Correct and long solution
All Play URLs are managed through the router, so you can easily find and change them if you need.
In Twirl templates, you can get URL as @routes.Assets.versioned("images/bell.png") because of the @... is a dynamic statement that will be replaced by the server, so it became /assets/images/cherry.png in the HTML output (well, if you will add sbt-digest plugin, as it must be with versioned, then, in production, you will get something like /assets/images/aaf512631818fb-cherry.png).
You can not use @ in the JavaScript client file just because it's a client and @ will not be dynamically replaced (yet, you can use it if you generate Javascript file dynamically as a Twirl template, then replacement will be done on the server in a moment of generation that JavaScript file)
The correct way to use Play routings on the client javascript is to generate them and load from the server.

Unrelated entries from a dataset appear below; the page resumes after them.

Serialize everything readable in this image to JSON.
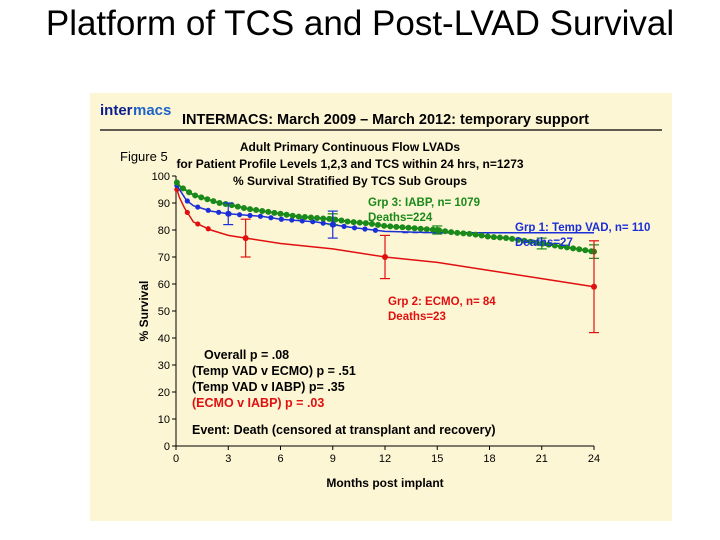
{
  "slide": {
    "title": "Platform of TCS and Post-LVAD Survival"
  },
  "figure": {
    "logo_prefix": "inter",
    "logo_suffix": "macs",
    "header": "INTERMACS: March 2009 – March 2012: temporary support",
    "figure_label": "Figure 5",
    "title_lines": [
      "Adult Primary Continuous Flow LVADs",
      "for Patient Profile Levels 1,2,3 and TCS within 24 hrs, n=1273",
      "% Survival Stratified By TCS Sub Groups"
    ],
    "stats": [
      "Overall p = .08",
      "(Temp VAD v ECMO) p = .51",
      "(Temp VAD v IABP) p= .35",
      "(ECMO v IABP) p = .03"
    ],
    "event_note": "Event: Death (censored at transplant and recovery)"
  },
  "colors": {
    "green": "#1a8a1a",
    "blue": "#1a2fd8",
    "red": "#e01010",
    "background": "#fdf6d4"
  },
  "chart_data": {
    "type": "line",
    "xlabel": "Months post implant",
    "ylabel": "% Survival",
    "xlim": [
      0,
      24
    ],
    "ylim": [
      0,
      100
    ],
    "x_ticks": [
      0,
      3,
      6,
      9,
      12,
      15,
      18,
      21,
      24
    ],
    "y_ticks": [
      0,
      10,
      20,
      30,
      40,
      50,
      60,
      70,
      80,
      90,
      100
    ],
    "series": [
      {
        "name": "Grp 3: IABP, n= 1079",
        "deaths": "Deaths=224",
        "color": "green",
        "x": [
          0,
          0.25,
          0.5,
          1,
          1.5,
          2,
          2.5,
          3,
          4,
          5,
          6,
          7,
          8,
          9,
          10,
          11,
          12,
          13,
          14,
          15,
          16,
          17,
          18,
          19,
          20,
          21,
          22,
          23,
          24
        ],
        "y": [
          98,
          96,
          95,
          93,
          92,
          91,
          90,
          89.5,
          88,
          87,
          86,
          85,
          84.5,
          84,
          83,
          82.5,
          81.5,
          81,
          80.5,
          80,
          79,
          78.5,
          77.5,
          77,
          76,
          75,
          74,
          73,
          72
        ]
      },
      {
        "name": "Grp 1: Temp VAD, n= 110",
        "deaths": "Deaths=27",
        "color": "blue",
        "x": [
          0,
          0.3,
          0.6,
          1,
          1.5,
          2,
          3,
          4,
          5,
          6,
          8,
          9,
          10,
          12,
          15,
          24
        ],
        "y": [
          97,
          94,
          91,
          89,
          88,
          87,
          86,
          85.5,
          85,
          84,
          83,
          82,
          81,
          79.5,
          79,
          79
        ]
      },
      {
        "name": "Grp 2: ECMO, n= 84",
        "deaths": "Deaths=23",
        "color": "red",
        "x": [
          0,
          0.2,
          0.5,
          0.8,
          1,
          2,
          3,
          4,
          6,
          9,
          12,
          15,
          18,
          21,
          24
        ],
        "y": [
          96,
          92,
          88,
          85,
          83,
          80,
          78,
          77,
          75,
          73,
          70,
          68,
          65,
          62,
          59
        ]
      }
    ],
    "error_bars": [
      {
        "series": "green",
        "x": 9,
        "y": 84,
        "low": 82,
        "high": 86
      },
      {
        "series": "green",
        "x": 15,
        "y": 80,
        "low": 78.5,
        "high": 81.5
      },
      {
        "series": "green",
        "x": 21,
        "y": 75,
        "low": 73,
        "high": 77
      },
      {
        "series": "green",
        "x": 24,
        "y": 72,
        "low": 69.5,
        "high": 74.5
      },
      {
        "series": "blue",
        "x": 3,
        "y": 86,
        "low": 82,
        "high": 90
      },
      {
        "series": "blue",
        "x": 9,
        "y": 82,
        "low": 77,
        "high": 87
      },
      {
        "series": "red",
        "x": 4,
        "y": 77,
        "low": 70,
        "high": 84
      },
      {
        "series": "red",
        "x": 12,
        "y": 70,
        "low": 62,
        "high": 78
      },
      {
        "series": "red",
        "x": 24,
        "y": 59,
        "low": 42,
        "high": 76
      }
    ],
    "reference_line": {
      "y": 79,
      "x_from": 13,
      "x_to": 24,
      "style": "dashed",
      "color": "blue"
    }
  }
}
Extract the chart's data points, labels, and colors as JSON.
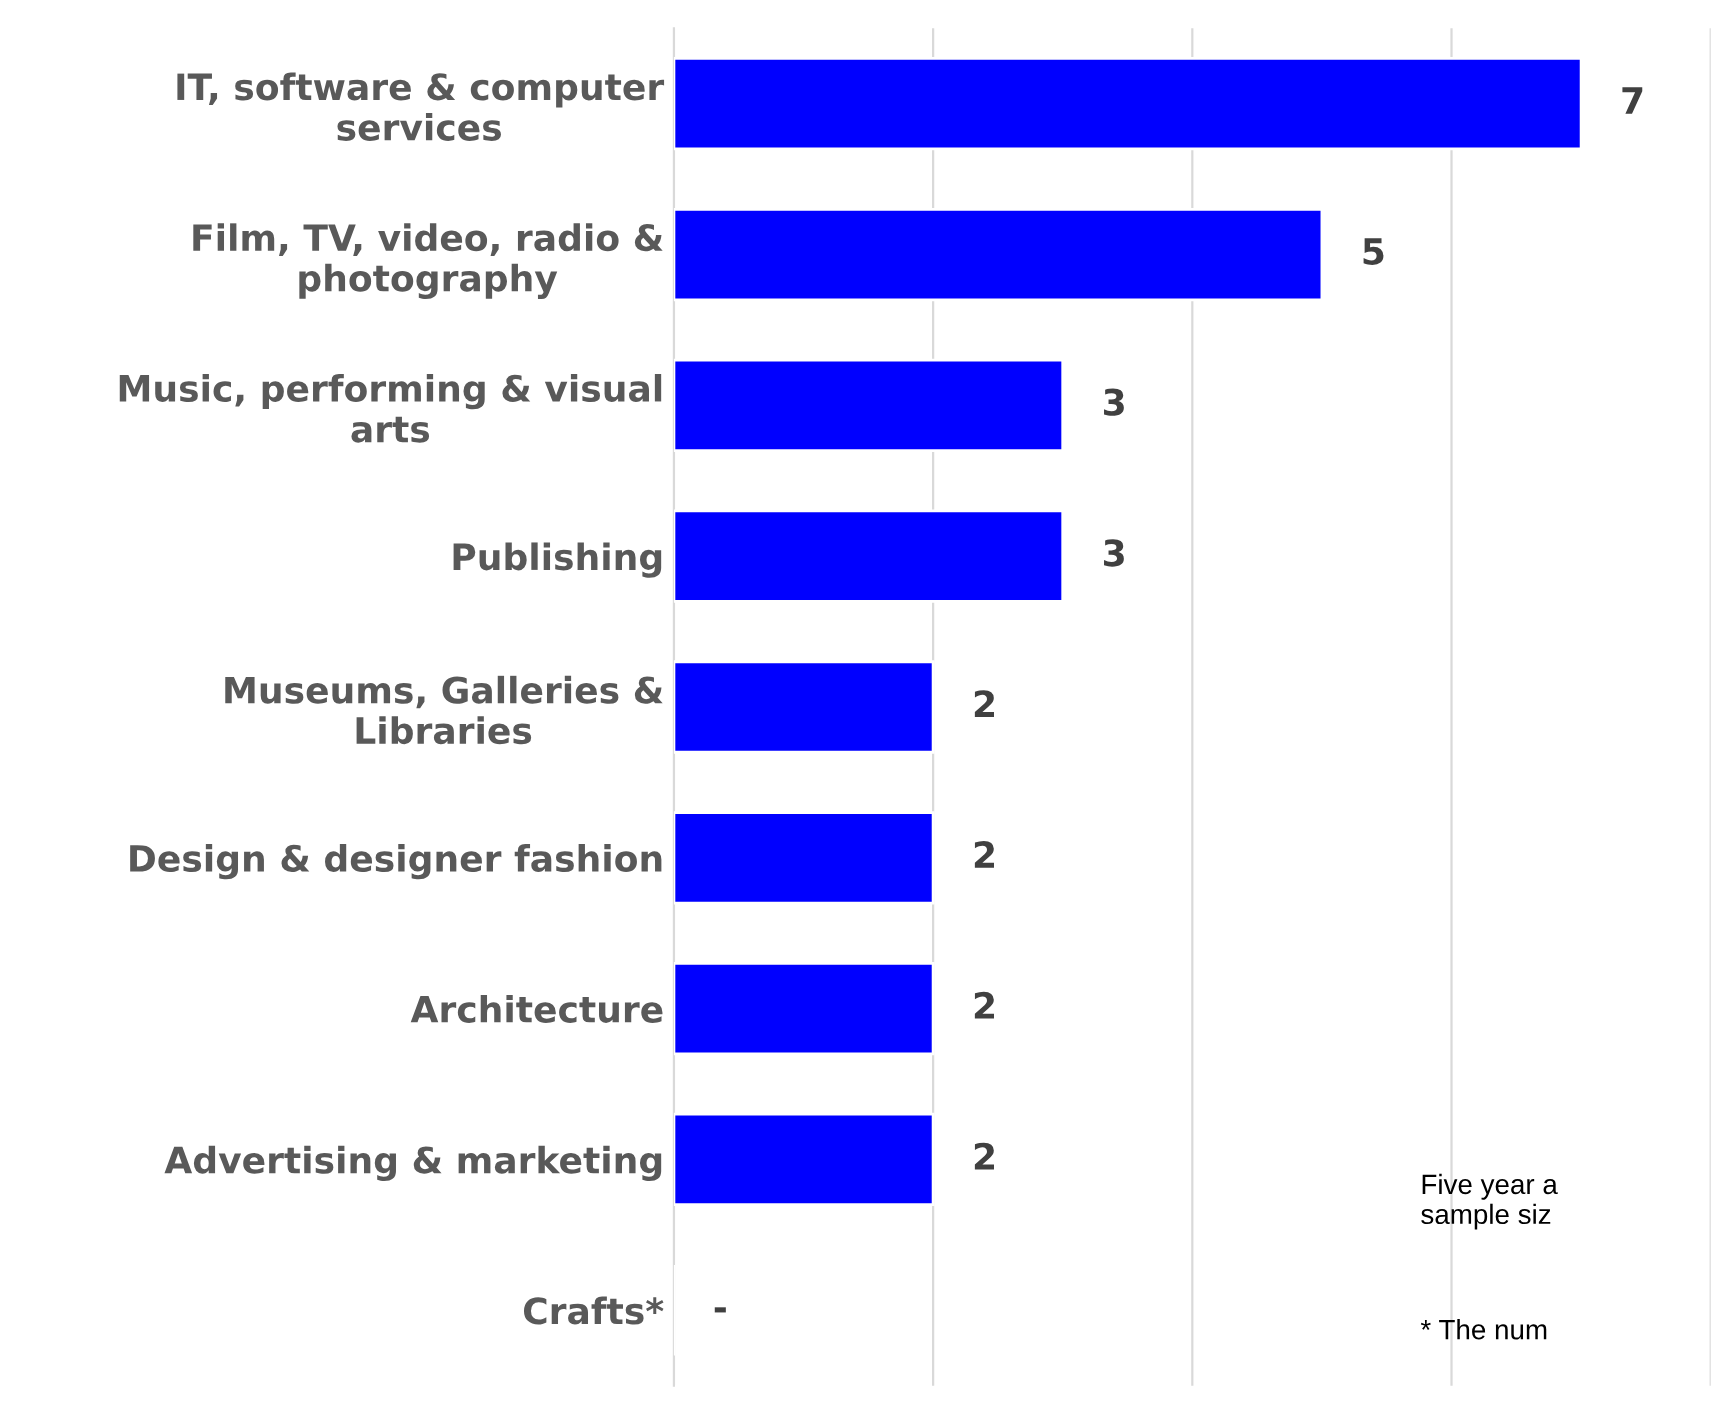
{
  "chart_data": {
    "type": "bar",
    "orientation": "horizontal",
    "categories": [
      "IT, software & computer\nservices",
      "Film, TV, video, radio &\nphotography",
      "Music, performing & visual\narts",
      "Publishing",
      "Museums, Galleries &\nLibraries",
      "Design & designer fashion",
      "Architecture",
      "Advertising & marketing",
      "Crafts*"
    ],
    "values": [
      7,
      5,
      3,
      3,
      2,
      2,
      2,
      2,
      null
    ],
    "value_labels": [
      "7",
      "5",
      "3",
      "3",
      "2",
      "2",
      "2",
      "2",
      "-"
    ],
    "color": "#0000ff",
    "xlim": [
      0,
      8
    ],
    "xticks": [
      {
        "value": 0,
        "label": null
      },
      {
        "value": 2,
        "label": null
      },
      {
        "value": 4,
        "label": null
      },
      {
        "value": 6,
        "label": null
      },
      {
        "value": 8,
        "label": null
      }
    ],
    "grid": "x",
    "annotations": [
      "Five year a\nsample siz",
      "* The num"
    ]
  }
}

It's a special case described here: https://www.playframework.com/documentation/2.6.x/ScalaJavascriptRouting
In a short:
create a javascriptRoutes action in a controller :
def javascriptRoutes = Action { implicit request =>
Ok(
JavaScriptReverseRouter("jsRoutes")(
routes.javascript.Assets.versioned
)
).as("text/javascript")
}
Add correponding route:
GET /javascriptRoutes controllers.Application.javascriptRoutes
Load the javascript routers
<script type="text/javascript" src="@routes.Application.javascriptRoutes"></script>
Now you can use them in the client javascript
document.getElementById("symbolImg").setAttribute("src",jsRoutes.controllers.Assets.versioned("images/favicon.png" ).url)
Incorrect and fast solution
Your solution is good only as a temporary fix
document.getElementById("symbolImg").setAttribute("src", "/assets/images/cherry.png" );
Be aware, in the case, if the project will run in a production environment with sbt-digest plugin then your /assets/images/cherry.png will be 404.